Судьба, однако, не оставляла попыток сломить его, подставить под новый страшный удар.
Когда ему исполнилось два года, его покинула мать.
Это событие, быть может, сыграло в жизни юного Исаака необычайно важную, можно сказать, критическую роль.
Несчастье началось с того, что живший неподалеку приходской священник, преподобный Барнаба Смит, решил: пришло для него время жениться. Он был весьма состоятельным человеком, имел не менее пятисот фунтов годового дохода, не считая довольно значительного жалованья его как настоятеля — тоже пятьсот фунтов. Кое-кто из паствы советовал ему вступить в брак; он отговаривался, заявляя, что не встретил достойной. Когда названо было имя вдовы Исаака Ньютона, преподобный, смутившись, возражал: если его рука будет отвергнута, ему нельзя будет показаться в приходе. Один из псаломщиков согласился — правда не бескорыстно, а за умеренную плату — взять на себя деликатную миссию:
— Ради святого дела я готов заранее вызнать мнение вдовы Ньютон!

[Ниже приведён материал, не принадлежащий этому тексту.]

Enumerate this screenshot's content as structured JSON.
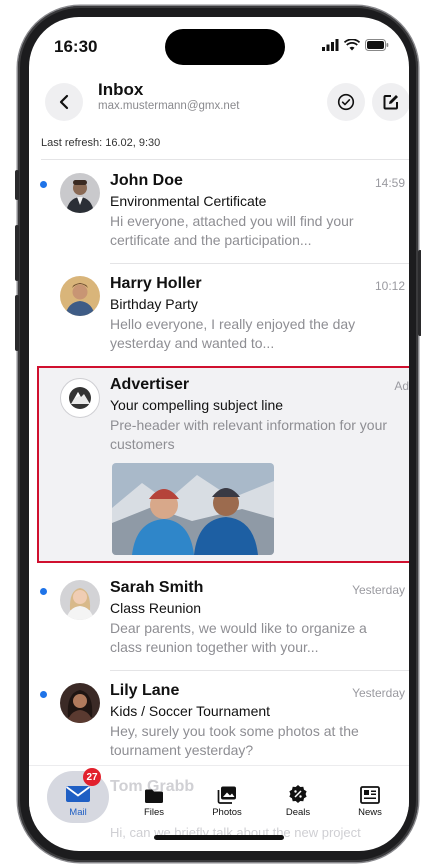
{
  "status": {
    "time": "16:30"
  },
  "header": {
    "title": "Inbox",
    "account": "max.mustermann@gmx.net"
  },
  "refresh": "Last refresh: 16.02, 9:30",
  "messages": [
    {
      "sender": "John Doe",
      "subject": "Environmental Certificate",
      "preview": "Hi everyone, attached you will find your certificate and the participation...",
      "time": "14:59",
      "unread": true
    },
    {
      "sender": "Harry Holler",
      "subject": "Birthday Party",
      "preview": "Hello everyone, I really enjoyed the day yesterday and wanted to...",
      "time": "10:12",
      "unread": false
    },
    {
      "sender": "Sarah Smith",
      "subject": "Class Reunion",
      "preview": "Dear parents, we would like to organize a class reunion together with your...",
      "time": "Yesterday",
      "unread": true
    },
    {
      "sender": "Lily Lane",
      "subject": "Kids / Soccer Tournament",
      "preview": "Hey, surely you took some photos at the tournament yesterday?",
      "time": "Yesterday",
      "unread": true
    }
  ],
  "ad": {
    "sender": "Advertiser",
    "subject": "Your compelling subject line",
    "preview": "Pre-header with relevant information for your customers",
    "tag": "Ad"
  },
  "partial": {
    "sender": "Tom Grabb",
    "preview": "Hi, can we briefly talk about the new project"
  },
  "tabs": [
    {
      "label": "Mail",
      "icon": "mail-icon",
      "badge": "27"
    },
    {
      "label": "Files",
      "icon": "folder-icon"
    },
    {
      "label": "Photos",
      "icon": "photos-icon"
    },
    {
      "label": "Deals",
      "icon": "deals-icon"
    },
    {
      "label": "News",
      "icon": "news-icon"
    }
  ],
  "colors": {
    "accent": "#1e73e8",
    "ad_border": "#d0102f",
    "badge": "#e2202c"
  }
}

Настоятель согласился. Вдова не отказала, но решила сначала спросить совета у своего ученого брата Эйскоу, человека, умудренного годами и окончившего университет в Кембридже. Псаломщик помчался к магистру Эйскоу, чтобы упредить события. Барнаба Смит сделал предложение и получил согласие. Была назначена свадьба. Мать Ньютона ждала ее с затаенной радостью — брак обеспечивал будущее ее сына Исаака, хотя в результате Исаак оставался жить на попечении своей бабушки и своего дяди Джеймса Эйскоу, обитавшего неподалеку, в Бэртон-Когглз.
Брак Анны Эйскоу мог бы показаться браком по расчету. Да так оно, видимо, и было. Один из пунктов договора, который по настоянию вдовы Ньютон был включен в брачное соглашение, гласил, что сын ее Исаак при любых обстоятельствах будет иметь доход с принадлежащего ему Вулсторпа, а кроме того будет получать определенную сумму и от мистера Смита, который обязался выделить ему пастбища в Сьюстерне, приносящие 50 фунтов годового дохода. Мистер Смит по брачному контракту обязывался также произвести полный ремонт Манор-хауза и — более того — расширить его.